According to BlockBeats, on September 20, Protos reported that Bitcoin Core developers issued a new high-risk warning that one in six Bitcoin nodes has a software vulnerability. On Thursday, staff members of the open source Bitcoin Core project, which maintains software running on more than 98% of reachable full nodes, disclosed that software running on 17% of the network’s nodes had major security issues. Specifically, all software below Bitcoin Core version 24.0.1 is at risk. According to Bitnodes’ monitoring estimates, this denial of service vulnerability affects approximately 3,330 of the 19,200 self-proclaimed user agents of accessible Bitcoin full nodes.
In Bitcoin Core software prior to version 24.0.1, malicious actors could spam nodes with low-difficulty header chains.

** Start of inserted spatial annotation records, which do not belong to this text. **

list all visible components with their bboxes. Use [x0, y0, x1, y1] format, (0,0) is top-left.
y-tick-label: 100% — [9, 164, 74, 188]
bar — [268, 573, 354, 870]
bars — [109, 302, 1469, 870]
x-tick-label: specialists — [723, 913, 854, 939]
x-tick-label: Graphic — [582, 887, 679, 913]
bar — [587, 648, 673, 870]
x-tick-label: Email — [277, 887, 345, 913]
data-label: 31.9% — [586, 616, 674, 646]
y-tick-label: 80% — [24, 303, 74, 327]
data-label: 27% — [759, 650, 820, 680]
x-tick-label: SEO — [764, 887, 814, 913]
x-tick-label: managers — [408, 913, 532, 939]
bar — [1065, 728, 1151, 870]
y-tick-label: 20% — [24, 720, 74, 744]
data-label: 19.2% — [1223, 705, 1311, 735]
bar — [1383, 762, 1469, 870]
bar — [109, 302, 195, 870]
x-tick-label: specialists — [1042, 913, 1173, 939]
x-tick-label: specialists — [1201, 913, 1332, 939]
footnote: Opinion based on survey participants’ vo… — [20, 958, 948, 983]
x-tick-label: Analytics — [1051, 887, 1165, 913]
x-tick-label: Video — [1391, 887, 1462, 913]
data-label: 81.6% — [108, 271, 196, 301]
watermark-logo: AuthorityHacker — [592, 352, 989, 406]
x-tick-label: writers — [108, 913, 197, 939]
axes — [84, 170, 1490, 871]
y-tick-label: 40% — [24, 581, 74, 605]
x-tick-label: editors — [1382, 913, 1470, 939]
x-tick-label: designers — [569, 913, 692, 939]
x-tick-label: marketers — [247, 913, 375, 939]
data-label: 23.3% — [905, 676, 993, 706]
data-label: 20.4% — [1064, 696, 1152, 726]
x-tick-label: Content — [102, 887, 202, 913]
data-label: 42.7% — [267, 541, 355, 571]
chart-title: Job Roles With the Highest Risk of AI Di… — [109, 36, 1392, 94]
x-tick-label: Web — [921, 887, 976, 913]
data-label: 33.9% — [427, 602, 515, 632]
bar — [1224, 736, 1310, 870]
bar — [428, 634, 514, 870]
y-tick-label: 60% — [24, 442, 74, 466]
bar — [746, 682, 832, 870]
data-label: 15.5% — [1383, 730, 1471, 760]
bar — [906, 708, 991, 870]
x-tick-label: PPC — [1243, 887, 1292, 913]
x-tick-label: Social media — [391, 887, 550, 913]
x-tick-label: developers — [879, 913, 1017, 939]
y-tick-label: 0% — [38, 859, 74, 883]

By forcing nodes to download and store extremely long header chains, the attack could crash nodes by taking up too much bandwidth or device storage. Developers fixed this vulnerability in Bitcoin Core pull request (PR) number 25717 and merged it into production with the release of v24.0.1 on December 12, 2022. The current Bitcoin Core node software version (now 27.1) contains fixes for this and other vulnerabilities.
While this vulnerability is fairly severe, there are few known attacks that have exploited it in the public record. Since the cost of generating and broadcasting a block header chain to perform a denial of service attack is quite high, this vulnerability has little financial benefit to the attacker.